In ogni caso rimane la domanda: se ciarlare è «parlare a lungo», senza mai farla finita, perché mai la sua formula è così breve e sintetica?
Chi propone un indovinello, fa forse un discorso lungo? Non si limita a suggerire due o tre parole soltanto? e allora: come si spiegherebbe questo voler chiamare il breve col lungo, e viceversa?
Asteniamoci per ora da una risposta!
Torniamo al dizionario, che a questo punto registra una seconda ipotesi: che la parola sciarada derivi dalla Linguadoca dove è uso dire «andiamo a fare sciarade (charades) presso il tal dei tali», alludendo alle chiacchiere a vanvera che si fanno (preferibilmente) a pancia piena. Come dire: andiamo a casa di Tizio a infrascarci di parole a casaccio.
Chiacchiera, passatempo, sproloquio conviviale – la sciarada sembra alludere a qualcosa del genere. Di qui poi a indovinello il passo è breve, perché, si sa, ospiti a casa d’un Ospite si va, magari portando un bel fiasco di vino!
Oh sì, stasera ce la spasseremo. Passeremo tutta la notte a fare sciarade.
Non lo so, ho l’impressione che anche in questa seconda ipotesi si stia eludendo proprio ciò che di più intrigante si annida nel problema.
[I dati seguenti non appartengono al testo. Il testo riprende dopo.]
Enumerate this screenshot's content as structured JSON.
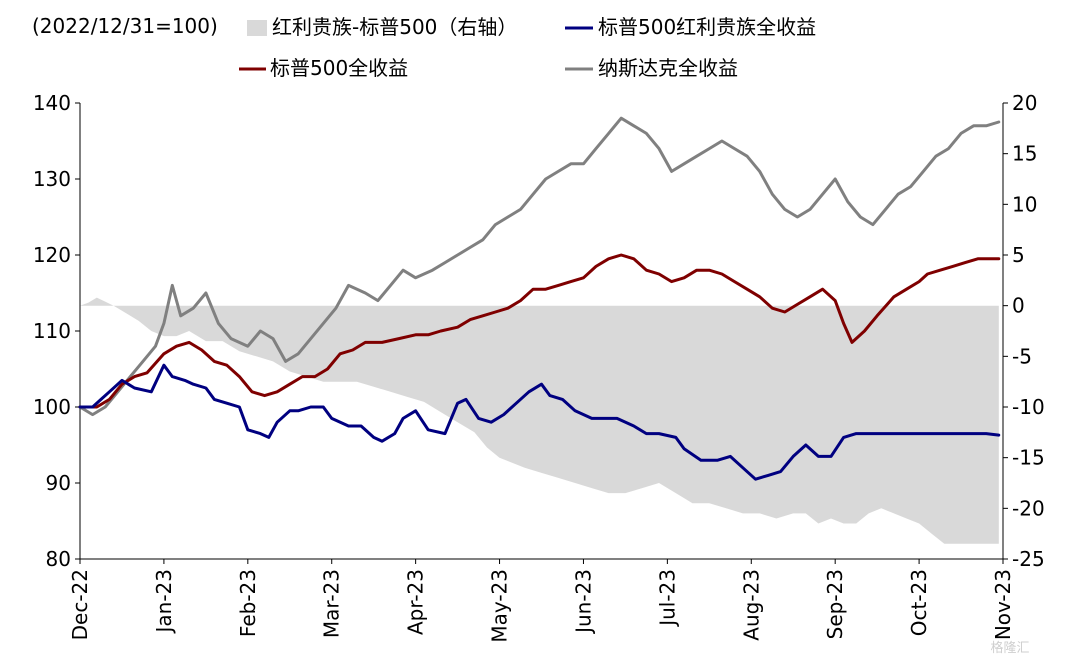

Stavamo facendo sciarade l’altra sera, quando tu d’un tratto – stavamo parlando di non so che, dicesti: scia rada, come da esempio l’esemplare nominando! Ma avevi anche detto, un’altra sera, un’altra cosa senza sapere che sempre di sciarada tu parlavi.
E tanto meno lo sapevo io. Come potevo saperlo io che di sciarade non fui, e tuttora non sono, che un novizio qualunque, e neanche tanto promettente?
E già, qualunque cosa dici «a casa dell’Ospite» dopo aver mangiato e bevuto, è una sciarada! Almeno così starebbero le cose in Linguadoca.
Se parli a pancia piena, nient’altro lasci che rade scie – echi brevi di chissà quanto lunghi «non detti».
Ma detto fra di noi, a me questa storia che qualunque cosa detta tra ubriachi sazi – fosse anche la più banale delle banalità – rientri a giusto titolo sotto la voce «sciarada», non mi convince.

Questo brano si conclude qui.